Cette décision a le mérite de lever toute ambiguïté. Après la déclaration du secrétaire général Ban Ki-moon, la prise de position de nombreuses institutions internationales et de nombreux Etats, le Conseil de sécurité est le dernier verrou qui saute pour que l’élection de Ouattara soit incontestable. Mais cela ne devrait pas pour autant aggraver le climat anti-étranger que Gbagbo alimente depuis la campagne électorale, non.
Pourquoi la Russie a-t-elle résisté plusieurs jours avant de se joindre aux autres membres du Conseil de sécurité?
Sans doute pas pour des raisons ivoiriennes… Elle ne serait pas la première à voter pour des motifs qui n’ont rien à voir avec le dossier sur lequel les pays sont appelés à se prononcer!
Pendant ce temps, la Côte d’Ivoire s’enlise dans une situation politique schizophrène…
Je suis abasourdi par ce cas de figure qui sera sans doute un jour enseigné en cours de sciences politiques. D’un côté, Gbagbo va s’accrocher, peut-être jusqu’à la mort. Quant à Ouattara, il est trop fort pour négocier: soutenu comme il l’est par la communauté internationale, il n’en tirerait aucun bénéfice. Mais si la communauté internationale ne va pas au-delà des paroles, le temps risque de cristalliser cette situation.
Vous êtes donc en désaccord avec la position de Michèle Alliot-Marie qui a déclaré sur France Inter qu’il serait « inopportun » d’aller jusqu’à imposer des sanctions à la Côte d’Ivoire, afin de favoriser une « transition en douceur »?
La ministre des Affaires étrangères est visiblement mal entourée et je ne vois pas où elle veut en venir, elle qui, au nom du RPR en l’an 2000, demandait que l’élection remportée par Gbagbo soit refaite… Quant aux sanctions, il va bien falloir en prendre et Ouattara est en train d’actionner ses soutiens afin que le robinet financier soit coupé.
La position française risque-t-elle d’être influencée par le fait que de nombreux groupes français possèdent des filiales en Côte d’Ivoire (lire l’encadré)?
Vous savez, les grands groupes redoutent surtout l’incertitude et les troubles qui pourraient en découler.
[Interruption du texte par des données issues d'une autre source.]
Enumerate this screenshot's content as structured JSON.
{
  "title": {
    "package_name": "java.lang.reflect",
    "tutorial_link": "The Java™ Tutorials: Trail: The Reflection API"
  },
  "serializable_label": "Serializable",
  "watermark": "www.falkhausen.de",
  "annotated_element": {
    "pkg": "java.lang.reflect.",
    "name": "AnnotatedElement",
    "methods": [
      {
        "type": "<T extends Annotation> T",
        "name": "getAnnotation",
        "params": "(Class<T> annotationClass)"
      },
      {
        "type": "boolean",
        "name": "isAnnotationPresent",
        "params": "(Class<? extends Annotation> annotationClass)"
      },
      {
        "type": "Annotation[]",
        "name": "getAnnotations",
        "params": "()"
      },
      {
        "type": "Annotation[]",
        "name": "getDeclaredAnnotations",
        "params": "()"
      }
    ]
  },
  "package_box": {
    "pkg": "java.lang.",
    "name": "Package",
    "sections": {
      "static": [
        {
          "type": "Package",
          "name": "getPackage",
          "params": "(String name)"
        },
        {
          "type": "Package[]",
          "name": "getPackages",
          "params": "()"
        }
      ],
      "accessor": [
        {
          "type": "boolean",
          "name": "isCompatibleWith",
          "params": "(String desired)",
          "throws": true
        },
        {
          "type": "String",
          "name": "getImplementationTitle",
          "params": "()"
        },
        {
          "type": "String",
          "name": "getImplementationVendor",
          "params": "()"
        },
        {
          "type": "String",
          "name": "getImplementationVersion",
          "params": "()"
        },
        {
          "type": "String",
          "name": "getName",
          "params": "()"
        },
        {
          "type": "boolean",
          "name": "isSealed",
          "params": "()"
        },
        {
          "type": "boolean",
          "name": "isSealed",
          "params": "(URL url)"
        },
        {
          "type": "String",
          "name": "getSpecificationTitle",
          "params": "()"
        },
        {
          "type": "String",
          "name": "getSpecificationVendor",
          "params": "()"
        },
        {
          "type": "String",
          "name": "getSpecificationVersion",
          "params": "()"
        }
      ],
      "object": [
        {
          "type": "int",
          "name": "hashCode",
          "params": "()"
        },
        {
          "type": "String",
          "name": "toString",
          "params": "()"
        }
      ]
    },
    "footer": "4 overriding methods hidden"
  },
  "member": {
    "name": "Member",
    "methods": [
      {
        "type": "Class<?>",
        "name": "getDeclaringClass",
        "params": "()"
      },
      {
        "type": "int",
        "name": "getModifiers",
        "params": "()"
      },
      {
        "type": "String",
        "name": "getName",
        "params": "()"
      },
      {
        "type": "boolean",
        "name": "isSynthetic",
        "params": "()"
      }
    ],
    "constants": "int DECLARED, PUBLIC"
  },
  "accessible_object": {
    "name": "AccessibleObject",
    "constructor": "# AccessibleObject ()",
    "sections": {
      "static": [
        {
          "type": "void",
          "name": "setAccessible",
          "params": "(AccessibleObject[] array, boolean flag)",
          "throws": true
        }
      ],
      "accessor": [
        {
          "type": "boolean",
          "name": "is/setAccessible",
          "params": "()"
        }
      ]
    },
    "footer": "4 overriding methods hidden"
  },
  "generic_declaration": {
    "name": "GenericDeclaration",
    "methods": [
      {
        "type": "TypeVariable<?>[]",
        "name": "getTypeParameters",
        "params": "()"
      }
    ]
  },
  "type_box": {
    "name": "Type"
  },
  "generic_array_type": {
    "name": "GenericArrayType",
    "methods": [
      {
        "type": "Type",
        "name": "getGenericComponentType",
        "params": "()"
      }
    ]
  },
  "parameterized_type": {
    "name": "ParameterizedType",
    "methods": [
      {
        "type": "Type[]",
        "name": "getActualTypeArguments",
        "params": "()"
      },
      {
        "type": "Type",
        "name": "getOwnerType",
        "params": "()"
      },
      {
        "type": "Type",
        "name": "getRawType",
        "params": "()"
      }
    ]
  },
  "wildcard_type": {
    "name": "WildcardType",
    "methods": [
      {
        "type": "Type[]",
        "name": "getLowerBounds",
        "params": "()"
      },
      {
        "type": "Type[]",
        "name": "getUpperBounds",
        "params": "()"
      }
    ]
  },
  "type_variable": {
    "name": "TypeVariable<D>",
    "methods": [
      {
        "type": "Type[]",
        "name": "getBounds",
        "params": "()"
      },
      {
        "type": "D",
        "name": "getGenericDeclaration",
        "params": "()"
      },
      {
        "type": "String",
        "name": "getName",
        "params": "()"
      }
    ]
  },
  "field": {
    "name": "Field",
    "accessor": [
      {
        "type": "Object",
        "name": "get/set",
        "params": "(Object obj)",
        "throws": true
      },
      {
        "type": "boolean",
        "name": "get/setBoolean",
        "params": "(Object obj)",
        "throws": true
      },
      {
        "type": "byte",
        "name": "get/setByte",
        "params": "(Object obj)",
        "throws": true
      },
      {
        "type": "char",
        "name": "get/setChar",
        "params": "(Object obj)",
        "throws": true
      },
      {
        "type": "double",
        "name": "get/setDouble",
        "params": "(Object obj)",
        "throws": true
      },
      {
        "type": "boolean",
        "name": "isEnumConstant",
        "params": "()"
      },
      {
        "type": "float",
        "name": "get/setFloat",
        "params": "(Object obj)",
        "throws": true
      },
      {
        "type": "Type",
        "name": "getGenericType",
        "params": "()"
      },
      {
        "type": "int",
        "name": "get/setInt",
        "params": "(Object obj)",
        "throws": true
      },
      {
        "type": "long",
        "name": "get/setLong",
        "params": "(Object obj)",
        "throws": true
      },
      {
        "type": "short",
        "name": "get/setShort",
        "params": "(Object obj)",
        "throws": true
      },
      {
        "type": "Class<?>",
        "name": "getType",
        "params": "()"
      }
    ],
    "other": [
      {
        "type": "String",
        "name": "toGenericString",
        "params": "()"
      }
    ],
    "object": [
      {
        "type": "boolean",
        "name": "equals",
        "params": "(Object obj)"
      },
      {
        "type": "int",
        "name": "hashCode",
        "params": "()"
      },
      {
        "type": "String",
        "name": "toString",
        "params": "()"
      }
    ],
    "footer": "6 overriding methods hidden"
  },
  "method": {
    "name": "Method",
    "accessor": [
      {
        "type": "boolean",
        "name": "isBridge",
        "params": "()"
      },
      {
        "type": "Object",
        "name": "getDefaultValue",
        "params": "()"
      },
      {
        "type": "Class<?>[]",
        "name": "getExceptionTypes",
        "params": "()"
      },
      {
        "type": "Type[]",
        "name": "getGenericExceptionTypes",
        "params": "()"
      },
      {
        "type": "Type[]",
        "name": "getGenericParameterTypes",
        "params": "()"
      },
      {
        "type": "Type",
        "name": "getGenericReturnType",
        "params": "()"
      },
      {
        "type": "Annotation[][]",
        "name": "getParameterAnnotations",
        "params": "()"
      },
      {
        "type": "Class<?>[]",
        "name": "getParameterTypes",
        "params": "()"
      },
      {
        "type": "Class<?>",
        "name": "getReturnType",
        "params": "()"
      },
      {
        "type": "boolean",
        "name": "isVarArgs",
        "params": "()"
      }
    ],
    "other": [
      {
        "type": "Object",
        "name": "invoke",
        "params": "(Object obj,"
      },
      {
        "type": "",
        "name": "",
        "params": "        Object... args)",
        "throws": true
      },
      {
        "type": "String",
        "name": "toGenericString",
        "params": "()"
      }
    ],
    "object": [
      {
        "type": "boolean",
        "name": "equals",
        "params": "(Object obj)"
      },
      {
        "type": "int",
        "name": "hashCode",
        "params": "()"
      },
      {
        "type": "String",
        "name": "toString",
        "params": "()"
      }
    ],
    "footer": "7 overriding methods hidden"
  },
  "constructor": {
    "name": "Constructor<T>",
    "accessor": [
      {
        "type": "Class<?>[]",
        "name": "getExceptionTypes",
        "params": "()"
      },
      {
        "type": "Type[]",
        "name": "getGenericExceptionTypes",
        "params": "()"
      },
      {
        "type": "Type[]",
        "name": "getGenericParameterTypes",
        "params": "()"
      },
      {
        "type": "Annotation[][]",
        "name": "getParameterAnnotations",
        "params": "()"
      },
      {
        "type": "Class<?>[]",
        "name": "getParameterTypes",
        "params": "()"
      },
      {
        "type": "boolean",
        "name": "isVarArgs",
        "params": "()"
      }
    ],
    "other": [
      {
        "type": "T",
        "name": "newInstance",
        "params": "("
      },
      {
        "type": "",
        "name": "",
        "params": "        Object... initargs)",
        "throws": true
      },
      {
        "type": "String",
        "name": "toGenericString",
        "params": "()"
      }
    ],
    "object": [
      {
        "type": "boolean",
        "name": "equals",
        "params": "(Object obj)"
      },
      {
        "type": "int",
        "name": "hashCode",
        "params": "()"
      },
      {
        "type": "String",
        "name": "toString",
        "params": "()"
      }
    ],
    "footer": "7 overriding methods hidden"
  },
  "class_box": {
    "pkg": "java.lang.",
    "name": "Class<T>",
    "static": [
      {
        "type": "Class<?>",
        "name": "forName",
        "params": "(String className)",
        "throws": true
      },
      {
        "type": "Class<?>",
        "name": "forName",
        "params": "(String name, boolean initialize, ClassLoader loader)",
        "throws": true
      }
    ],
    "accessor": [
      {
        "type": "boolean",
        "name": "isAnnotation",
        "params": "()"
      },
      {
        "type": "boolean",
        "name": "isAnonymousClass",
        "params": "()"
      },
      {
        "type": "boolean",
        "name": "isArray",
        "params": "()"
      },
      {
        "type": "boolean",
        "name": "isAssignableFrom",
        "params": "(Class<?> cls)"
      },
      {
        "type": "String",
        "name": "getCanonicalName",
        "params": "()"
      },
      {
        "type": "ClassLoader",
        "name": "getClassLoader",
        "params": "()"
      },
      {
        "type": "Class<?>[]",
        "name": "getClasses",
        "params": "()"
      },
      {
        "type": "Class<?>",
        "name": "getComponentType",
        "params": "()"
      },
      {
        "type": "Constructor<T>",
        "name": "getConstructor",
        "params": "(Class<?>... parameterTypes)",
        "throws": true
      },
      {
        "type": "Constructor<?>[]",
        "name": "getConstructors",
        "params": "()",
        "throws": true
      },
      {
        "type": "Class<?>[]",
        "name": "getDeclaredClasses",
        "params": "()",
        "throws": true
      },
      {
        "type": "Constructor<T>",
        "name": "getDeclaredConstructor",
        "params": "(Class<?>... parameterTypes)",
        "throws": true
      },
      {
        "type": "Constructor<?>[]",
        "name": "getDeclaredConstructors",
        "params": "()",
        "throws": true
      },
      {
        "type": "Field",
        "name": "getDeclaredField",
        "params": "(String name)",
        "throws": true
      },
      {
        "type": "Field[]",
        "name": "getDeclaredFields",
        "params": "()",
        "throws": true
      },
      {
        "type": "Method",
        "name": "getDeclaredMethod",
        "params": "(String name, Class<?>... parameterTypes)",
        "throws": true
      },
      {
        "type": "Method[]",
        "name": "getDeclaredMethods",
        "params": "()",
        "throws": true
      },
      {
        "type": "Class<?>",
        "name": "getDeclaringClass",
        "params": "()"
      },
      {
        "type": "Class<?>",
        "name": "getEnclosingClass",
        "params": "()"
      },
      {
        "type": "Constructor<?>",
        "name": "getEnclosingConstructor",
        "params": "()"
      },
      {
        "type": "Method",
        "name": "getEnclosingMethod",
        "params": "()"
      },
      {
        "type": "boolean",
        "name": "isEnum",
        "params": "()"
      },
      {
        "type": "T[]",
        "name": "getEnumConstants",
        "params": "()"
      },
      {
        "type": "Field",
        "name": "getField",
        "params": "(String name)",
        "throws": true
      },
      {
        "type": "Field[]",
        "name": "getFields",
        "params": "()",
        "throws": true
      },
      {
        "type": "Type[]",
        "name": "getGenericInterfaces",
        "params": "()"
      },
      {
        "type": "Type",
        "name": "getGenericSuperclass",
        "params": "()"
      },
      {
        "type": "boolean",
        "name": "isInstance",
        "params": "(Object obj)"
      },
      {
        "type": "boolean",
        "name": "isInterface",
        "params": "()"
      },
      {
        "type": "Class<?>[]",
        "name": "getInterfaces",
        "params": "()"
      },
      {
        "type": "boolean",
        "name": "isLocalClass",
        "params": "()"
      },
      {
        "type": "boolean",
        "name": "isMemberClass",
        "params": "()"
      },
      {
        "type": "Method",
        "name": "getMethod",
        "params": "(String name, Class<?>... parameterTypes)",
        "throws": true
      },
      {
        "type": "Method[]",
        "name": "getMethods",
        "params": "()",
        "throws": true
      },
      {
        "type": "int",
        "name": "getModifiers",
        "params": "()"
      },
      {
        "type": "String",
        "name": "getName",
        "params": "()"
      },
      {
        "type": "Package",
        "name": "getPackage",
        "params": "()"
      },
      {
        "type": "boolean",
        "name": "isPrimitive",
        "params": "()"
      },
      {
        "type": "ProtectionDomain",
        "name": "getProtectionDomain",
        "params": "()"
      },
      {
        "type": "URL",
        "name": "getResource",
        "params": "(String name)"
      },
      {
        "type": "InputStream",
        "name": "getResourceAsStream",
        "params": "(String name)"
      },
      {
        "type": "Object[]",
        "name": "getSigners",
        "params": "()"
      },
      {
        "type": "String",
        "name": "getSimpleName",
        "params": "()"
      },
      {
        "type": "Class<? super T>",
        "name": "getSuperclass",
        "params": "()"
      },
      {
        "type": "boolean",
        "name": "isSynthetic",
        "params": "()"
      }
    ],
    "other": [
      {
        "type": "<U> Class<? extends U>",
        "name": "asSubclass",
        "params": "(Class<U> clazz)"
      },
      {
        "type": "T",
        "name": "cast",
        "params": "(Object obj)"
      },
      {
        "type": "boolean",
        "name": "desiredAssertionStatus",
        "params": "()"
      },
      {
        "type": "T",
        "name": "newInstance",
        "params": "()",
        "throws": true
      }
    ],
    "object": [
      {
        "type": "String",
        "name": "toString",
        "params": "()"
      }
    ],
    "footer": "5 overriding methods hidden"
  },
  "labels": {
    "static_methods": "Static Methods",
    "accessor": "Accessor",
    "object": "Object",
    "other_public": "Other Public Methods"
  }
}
Pour faire des affaires, ils seront amis avec le président, quel qu’il soit!
Quel déclic pourrait permettre de débloquer la situation?
Je ne vois pas vraiment de solution… Peut-être une menace militaire de la Communauté économique des Etats d’Afrique de l’Ouest (Cédéao) pourrait-elle entraîner des divisions au sein de l’armée, amenant les légalistes à soutenir Ouattara.
Mais la seule issue pacifique serait sans doute que la population ivoirienne se ressaisisse et rejette Gbagbo, devenu illégitime. En 2000, quand il avait rejeté la candidature de Ouattara, cette fois aux élections législatives, au motif qu’il n’était pas Ivoirien, des départements du nord favorables à Ouattara avaient chassé l’administration sudiste. Cela pourrait se reproduire et fissurer le camp Gbagbo.
L’ambiance de désinformation et d’intimidation reste cependant pesante. Les médias relaient une pensée unique digne de la Corée du Nord et leur bourrent la tête. La Radio et la Télévision ivoirienne (RTI) ou le journal Notre Voix par exemple relaient une propagande pro-Gbagbo éhontée et décrivent la Côte d’Ivoire en ignorant royalement les réalités. C’est une dérive dangereuse.
Y a-t-il un risque de scission entre le Nord pro-Ouattara et le Sud pro-Gbagbo?
Jusque là, Ouattara et son Premier ministre, Guillaume Soro, tiennent leurs troupes, mais jusqu’à quand… D’ailleurs, la zone qui lui est favorable dépasse désormais la ligne dessinée lors des élections de 2002: il a également reporté une enclave de trois départements autour de San Pedro (voir la carte ici). Il faut se garder d’agiter cette hypothèse mais non, une scission n’est pas exclue.